İlmine-irfanına, feyzine-faziletine, ihlâsına, istiğnasına, mahviyetine-tevazuuna

Hemen her insaf ehli insanın gıptayla, takdir ederek sena ettikleri; altı bin sayfalık emsalsiz Risale-i Nur Külliyatı'nın müellifi Üstad Bediüzzaman'ın; saymakla bitiremeyeceğiz meziyetlerine rağmen, "Ben de sizin bu ders-i Kur'aniyede bir ders arkadaşınızım.", "Evet, lezzetli üzüm salkımlarının hâsiyetleri, kuru çubuğunda aranılmaz. İşte ben de öyle bir kuru çubuk hükmündeyim.", "Ben bir çekirdektim, çürüdüm gittim.

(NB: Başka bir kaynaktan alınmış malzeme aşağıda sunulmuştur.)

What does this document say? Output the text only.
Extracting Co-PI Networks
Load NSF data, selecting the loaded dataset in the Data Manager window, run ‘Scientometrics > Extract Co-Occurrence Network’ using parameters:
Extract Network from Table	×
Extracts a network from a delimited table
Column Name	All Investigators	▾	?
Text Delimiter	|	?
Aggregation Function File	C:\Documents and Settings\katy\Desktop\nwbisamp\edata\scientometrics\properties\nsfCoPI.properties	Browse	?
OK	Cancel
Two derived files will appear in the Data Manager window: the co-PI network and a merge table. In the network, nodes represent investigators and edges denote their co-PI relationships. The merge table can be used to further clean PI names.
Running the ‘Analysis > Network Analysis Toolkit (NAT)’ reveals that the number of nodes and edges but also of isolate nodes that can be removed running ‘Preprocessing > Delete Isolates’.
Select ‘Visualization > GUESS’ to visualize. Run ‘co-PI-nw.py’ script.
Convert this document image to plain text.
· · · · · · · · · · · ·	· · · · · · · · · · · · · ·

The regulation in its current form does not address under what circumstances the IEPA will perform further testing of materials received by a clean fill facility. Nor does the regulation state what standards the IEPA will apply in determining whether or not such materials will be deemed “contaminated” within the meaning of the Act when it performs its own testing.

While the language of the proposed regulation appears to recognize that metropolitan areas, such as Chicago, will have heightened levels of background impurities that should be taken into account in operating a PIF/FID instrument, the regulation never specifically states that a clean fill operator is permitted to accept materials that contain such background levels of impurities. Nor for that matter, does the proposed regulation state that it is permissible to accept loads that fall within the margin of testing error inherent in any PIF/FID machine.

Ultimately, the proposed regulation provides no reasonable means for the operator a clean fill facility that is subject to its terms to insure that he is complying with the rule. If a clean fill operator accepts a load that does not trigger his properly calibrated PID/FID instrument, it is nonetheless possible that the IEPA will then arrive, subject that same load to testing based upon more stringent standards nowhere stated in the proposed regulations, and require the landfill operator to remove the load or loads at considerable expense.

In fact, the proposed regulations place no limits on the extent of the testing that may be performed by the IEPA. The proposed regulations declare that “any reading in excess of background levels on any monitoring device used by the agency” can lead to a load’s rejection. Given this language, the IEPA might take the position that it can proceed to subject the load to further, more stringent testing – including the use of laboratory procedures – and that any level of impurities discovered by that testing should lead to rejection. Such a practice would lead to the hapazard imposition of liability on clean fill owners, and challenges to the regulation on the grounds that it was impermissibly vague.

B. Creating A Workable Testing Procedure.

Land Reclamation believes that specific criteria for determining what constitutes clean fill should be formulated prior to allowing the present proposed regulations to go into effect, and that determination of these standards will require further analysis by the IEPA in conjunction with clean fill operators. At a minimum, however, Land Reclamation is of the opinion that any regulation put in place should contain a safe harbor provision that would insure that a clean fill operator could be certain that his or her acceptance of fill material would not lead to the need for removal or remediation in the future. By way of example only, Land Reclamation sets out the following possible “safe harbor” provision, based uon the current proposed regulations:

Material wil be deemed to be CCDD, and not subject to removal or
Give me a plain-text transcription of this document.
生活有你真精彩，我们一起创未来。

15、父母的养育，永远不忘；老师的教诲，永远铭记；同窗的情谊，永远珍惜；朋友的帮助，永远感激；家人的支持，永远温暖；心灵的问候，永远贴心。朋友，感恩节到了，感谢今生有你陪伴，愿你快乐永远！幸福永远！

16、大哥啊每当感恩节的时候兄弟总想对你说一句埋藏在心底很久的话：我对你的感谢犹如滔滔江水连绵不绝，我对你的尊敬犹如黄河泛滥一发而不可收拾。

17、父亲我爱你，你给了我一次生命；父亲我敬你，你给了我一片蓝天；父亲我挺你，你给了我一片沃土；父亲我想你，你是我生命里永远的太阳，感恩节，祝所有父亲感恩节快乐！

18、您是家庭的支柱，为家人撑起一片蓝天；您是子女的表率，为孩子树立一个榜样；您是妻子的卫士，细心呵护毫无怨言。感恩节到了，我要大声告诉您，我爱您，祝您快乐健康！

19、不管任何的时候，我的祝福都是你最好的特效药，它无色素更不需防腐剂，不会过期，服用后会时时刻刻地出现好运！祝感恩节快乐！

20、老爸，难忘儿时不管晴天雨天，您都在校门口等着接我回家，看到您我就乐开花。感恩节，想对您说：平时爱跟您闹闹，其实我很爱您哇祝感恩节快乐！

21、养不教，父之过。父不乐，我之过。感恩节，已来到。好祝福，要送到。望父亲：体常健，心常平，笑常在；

Bütün kıymet Kur'ân-ı Hakîm'in manası ve hakikatli tefsiri olan Risale-i Nur'a aittir.", "Ben kendimi beğenmiyorum; beni beğenenleri de beğenmiyorum.", "Bütün dünya beni medh ü sena etse beni inandıramaz ki ben iyiyim ve sahib-i kemalim" gibi ifadeler kullanması dikkat çekicidir.

Hemen herkesin gıpta ile bakıp takdir ettiği onca meziyetlerine rağmen, "Ben bir çekirdektim, çürüdüm gittim." ifadeleriyle kendisini âdeta sıradan bir ehl-i din gibi takdim ederek nazara vermesini nasıl anlamalı, nasıl yorumlamalı

Üstad Bediüzzaman, mahviyet ve tevazu yüklü bu ifadelerle, saymakla bitiremeyeceğimiz o harika meziyetlerini kamufle etmekle beraber, başta hâdimleri olmak üzere bütün ehl-i dine de, aynı şekilde, kendilerinde var olan meziyetler ve istidatlar için, "Meziyetin varsa hafa gizlilik türabında kalsın..." ikazında, tavsiyesinde bulunuyor.

Elimizde bulunan altın, elmas gibi kıymetli madenlerimizi, zayi olmamaları için; rastgele, görünür yerlere değil de kimsenin göremeyeceği emniyetli yerlere koyduğumuz gibi, birer ihsan-ı İlâhî olarak bize verilen bazı kıymetli meziyetlerimizi veya kabiliyetlerimizi olur olmaz yerlerde teşhir etmek yerine, yerine göre kamufle etmemizin daha doğru olduğunu Üstad, "...hafâ türabında kalsın.." diyerek nazara veriyor.

Üstad Bediüzzaman'ın bu tavsiyelerini görmezden gelerek; her yerde, her zaman insanların teveccühlerini ve taltiflerini celbetmek için vitrinlerde görünmeyi alışkanlık hâline getirirsek bu hizmet-i Kur'âniye'de bulunan kardeşlerin hukuklarını çiğnemiş oluruz; daha da tehlikeli olanı, belki de farkına varmadan kendimizi enaniyet, gurur ve kibir gibi çirkin hasletlerin içinde bulmuş oluruz.